Does Apple even care about computers anymore? - uniqueid
https://qz.com/1586051/apple-macbook-keyboards-continue-to-be-a-problem/
======
bradknowles
Part of the problem is Apple’s over reliance on super hero engineers — both
hardware and software. Sure, they’re some of the best engineers in the
business, but you can’t keep taking all the best super hero engineers off
whatever projects they’re working on now and keep moving them around to
whatever project is in most dire need of saving that can only be done by super
heroes.

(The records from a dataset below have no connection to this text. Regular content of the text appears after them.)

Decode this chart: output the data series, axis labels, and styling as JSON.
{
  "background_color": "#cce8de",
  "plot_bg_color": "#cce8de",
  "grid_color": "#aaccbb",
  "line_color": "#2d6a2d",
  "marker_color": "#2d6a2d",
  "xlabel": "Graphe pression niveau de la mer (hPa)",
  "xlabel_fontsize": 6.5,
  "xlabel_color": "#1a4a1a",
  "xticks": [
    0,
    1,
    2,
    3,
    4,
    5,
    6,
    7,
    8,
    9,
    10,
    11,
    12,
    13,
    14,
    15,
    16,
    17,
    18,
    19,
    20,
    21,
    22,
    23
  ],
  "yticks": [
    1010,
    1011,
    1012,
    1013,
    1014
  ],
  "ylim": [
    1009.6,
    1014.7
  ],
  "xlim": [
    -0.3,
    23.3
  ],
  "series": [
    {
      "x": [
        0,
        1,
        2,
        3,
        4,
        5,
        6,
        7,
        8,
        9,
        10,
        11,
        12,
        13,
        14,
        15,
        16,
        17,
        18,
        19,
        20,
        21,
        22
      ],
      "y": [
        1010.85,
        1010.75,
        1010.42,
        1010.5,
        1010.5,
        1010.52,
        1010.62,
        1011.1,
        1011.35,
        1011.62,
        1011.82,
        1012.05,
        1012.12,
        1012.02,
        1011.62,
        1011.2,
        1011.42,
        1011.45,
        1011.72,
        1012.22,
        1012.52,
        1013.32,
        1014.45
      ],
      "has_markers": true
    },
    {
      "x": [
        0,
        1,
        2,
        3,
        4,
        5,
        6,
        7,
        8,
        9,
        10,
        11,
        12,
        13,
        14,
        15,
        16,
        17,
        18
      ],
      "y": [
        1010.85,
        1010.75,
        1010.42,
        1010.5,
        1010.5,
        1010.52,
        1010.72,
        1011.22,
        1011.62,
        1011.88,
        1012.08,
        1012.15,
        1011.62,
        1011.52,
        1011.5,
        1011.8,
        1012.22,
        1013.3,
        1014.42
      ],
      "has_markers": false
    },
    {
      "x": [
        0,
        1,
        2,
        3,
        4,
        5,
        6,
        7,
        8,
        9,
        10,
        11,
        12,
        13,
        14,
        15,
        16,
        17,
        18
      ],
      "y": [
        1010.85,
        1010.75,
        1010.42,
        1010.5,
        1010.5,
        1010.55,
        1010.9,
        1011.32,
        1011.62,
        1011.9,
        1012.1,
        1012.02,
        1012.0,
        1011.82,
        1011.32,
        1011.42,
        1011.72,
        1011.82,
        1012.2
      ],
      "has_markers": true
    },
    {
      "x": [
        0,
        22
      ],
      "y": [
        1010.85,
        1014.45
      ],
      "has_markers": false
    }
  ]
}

And you can’t just wave a magic wand and instantly create more unicorn
super heroes.

Instead, you have to build a culture where success comes from the good efforts
of good-enough engineers that may not be quite super hero level — and then
find or make more of those good-enough engineers that you can keep the
business sustainable.

This is very much like the problem of being in constant fire-fighting mode and
trying to keep individually battling the alligators, and not being able to
focus on draining the swamp instead.

------
externalreality
Apple was able to pull off a lot of its super human, ahem, super company feats
based on the immense god-like celebrity aura of Steve Jobs. Superb, frankly
ridiculous (for the other side), business deals would magically materialize at
the man's feet. Authorities would look the other way on arguable topics in
favor of Apple, engineers would put in uncounted extra hours for the greater
"good", and massive manhunts would take place for a prototype phones at his
bidding.

Now Apple has to do something it hasn't done in a while - and that is simply
to deal with reality. Such is the case when a legend passes.

------
_bxg1
The same phenomenon has affected macOS itself. It's sad, and frustrating. I'm
not even someone who's upset about the USB-C or the Touch Bar. I'm happy
paying Apple's prices for truly quality tools, but my faith in the quality of
their laptop line has been shaken lately.